Gémino no sabía si reírse o quejarse, pero no mostraba el menor asomo de negativa, ni siquiera en broma. Plantear la petición me había puesto nervioso.

—¡Te permitiré ver a los nietos! —dije con una sonrisa tensa.

—¡Qué más puedo pedir! —se mofó Gémino—. Eran cuatrocientos mil, ¿no? Caro pagó en monedas grandes de oro. A cuatro sestercios el denario, y a veinticinco denarios el áureo, serán cuatro mil…

—La cantidad debe invertirse en tierra italiana.

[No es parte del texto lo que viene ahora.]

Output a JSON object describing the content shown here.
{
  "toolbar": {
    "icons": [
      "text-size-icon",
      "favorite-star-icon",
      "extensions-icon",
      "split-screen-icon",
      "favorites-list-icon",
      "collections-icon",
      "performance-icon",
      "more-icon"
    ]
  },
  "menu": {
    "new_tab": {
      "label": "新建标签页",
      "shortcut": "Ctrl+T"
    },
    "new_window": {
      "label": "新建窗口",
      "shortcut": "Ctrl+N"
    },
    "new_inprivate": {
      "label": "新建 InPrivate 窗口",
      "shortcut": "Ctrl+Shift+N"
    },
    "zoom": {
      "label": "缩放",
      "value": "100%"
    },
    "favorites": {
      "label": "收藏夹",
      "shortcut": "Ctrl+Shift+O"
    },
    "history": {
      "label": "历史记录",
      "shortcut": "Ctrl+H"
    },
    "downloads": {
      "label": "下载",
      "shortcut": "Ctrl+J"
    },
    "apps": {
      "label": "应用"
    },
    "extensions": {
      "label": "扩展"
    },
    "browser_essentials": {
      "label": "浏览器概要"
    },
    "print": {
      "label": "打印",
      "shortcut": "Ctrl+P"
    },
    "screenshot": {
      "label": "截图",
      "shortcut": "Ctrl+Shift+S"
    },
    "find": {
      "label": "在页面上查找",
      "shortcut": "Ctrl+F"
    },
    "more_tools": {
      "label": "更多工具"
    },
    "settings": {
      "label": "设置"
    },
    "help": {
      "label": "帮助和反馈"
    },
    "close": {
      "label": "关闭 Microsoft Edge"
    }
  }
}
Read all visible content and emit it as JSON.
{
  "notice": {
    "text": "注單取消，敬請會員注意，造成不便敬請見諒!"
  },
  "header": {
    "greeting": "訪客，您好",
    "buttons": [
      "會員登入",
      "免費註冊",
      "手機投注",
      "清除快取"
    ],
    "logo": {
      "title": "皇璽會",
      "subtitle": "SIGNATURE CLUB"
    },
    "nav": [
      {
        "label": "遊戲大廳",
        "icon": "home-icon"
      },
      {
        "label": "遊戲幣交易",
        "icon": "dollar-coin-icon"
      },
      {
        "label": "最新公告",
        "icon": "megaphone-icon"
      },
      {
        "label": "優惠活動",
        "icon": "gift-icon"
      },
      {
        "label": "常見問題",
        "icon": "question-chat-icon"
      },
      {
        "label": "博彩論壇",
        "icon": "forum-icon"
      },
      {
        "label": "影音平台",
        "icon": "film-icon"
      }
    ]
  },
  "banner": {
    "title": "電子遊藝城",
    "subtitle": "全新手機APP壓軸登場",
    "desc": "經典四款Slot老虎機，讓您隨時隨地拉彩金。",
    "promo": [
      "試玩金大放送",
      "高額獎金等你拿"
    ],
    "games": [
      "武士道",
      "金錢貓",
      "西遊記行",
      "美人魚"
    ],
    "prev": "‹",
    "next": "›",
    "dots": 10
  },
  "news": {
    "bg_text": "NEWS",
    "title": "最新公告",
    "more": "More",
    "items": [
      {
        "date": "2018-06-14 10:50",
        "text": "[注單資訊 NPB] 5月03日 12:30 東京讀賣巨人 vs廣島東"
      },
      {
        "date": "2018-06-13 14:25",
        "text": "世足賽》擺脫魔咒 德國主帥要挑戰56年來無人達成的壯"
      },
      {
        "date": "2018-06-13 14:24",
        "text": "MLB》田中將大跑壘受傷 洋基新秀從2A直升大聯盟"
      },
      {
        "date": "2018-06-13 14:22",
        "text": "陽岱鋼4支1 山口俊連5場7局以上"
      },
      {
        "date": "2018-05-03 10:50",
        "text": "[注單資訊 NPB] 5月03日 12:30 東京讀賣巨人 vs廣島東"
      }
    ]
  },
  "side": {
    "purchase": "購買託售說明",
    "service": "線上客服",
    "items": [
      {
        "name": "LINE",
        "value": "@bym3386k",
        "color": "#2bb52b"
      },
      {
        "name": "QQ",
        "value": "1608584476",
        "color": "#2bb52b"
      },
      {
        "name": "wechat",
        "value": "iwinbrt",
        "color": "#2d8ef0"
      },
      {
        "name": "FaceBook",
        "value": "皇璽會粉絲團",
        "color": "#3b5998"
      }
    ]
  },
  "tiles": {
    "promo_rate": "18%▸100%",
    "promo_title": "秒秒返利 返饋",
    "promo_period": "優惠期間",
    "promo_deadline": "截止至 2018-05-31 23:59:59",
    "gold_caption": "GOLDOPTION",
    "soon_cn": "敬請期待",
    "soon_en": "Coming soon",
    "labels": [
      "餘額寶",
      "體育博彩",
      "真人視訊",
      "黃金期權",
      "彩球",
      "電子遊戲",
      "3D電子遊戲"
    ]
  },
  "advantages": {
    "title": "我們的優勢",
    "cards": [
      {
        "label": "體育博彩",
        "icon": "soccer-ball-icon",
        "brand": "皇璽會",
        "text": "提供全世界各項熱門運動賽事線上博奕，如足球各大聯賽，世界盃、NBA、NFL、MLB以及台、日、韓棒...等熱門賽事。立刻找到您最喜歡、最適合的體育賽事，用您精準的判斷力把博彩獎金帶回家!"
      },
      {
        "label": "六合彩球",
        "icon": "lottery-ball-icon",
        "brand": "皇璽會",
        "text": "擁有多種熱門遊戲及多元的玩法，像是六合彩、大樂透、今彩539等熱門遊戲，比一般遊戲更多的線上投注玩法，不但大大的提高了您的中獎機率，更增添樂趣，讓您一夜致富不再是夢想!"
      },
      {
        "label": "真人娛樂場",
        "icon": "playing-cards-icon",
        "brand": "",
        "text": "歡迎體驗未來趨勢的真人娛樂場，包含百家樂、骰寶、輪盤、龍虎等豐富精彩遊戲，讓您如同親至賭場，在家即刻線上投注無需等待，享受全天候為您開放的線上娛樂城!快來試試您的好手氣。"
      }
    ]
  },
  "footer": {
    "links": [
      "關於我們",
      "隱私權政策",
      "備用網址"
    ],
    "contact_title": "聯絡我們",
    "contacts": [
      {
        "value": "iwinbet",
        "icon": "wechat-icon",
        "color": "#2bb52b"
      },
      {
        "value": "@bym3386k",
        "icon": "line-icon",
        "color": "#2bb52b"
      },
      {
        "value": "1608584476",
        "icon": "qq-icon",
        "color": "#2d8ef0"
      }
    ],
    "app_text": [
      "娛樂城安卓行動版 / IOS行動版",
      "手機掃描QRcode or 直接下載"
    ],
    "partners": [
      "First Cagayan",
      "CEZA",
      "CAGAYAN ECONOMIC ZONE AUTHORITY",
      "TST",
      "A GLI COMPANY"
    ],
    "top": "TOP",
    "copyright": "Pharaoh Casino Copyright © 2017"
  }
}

—Sea. Terrenos, pues. Supongo que puedo encontrar un agente que nos consiga una ciénaga en el Lacio o una finca de matorrales en los montes Albanos… —Se incorporó del diván y corrió la cortina al tiempo que sacaba la llave que colgaba de su grasienta correa—. Querrás echarle un vistazo…

Me situé a su lado mientras abría el arcón. Antes incluso de que la tapa terminara de abrirse, pude apreciar el suave brillo de los áureos que refulgían bajo la recia madera. El cofre estaba lleno a rebosar. Jamás había visto tanto oro junto y la visión resultaba tranquilizadora y terrible a un tiempo.

—Te lo devolveré.

—No hay prisas —dijo mi padre en tono benévolo. Gémino sabía cuánto me había costado aquello. Estaría en deuda con él durante el resto de mi vida… y no se trataba en absoluto del dinero. Los cuatrocientos mil eran sólo el aperitivo de esa deuda.

Cerró la tapa e hizo girar la llave. Nos despedimos. Después, me encaminé directamente al Palatino y pedí audiencia a Vespasiano.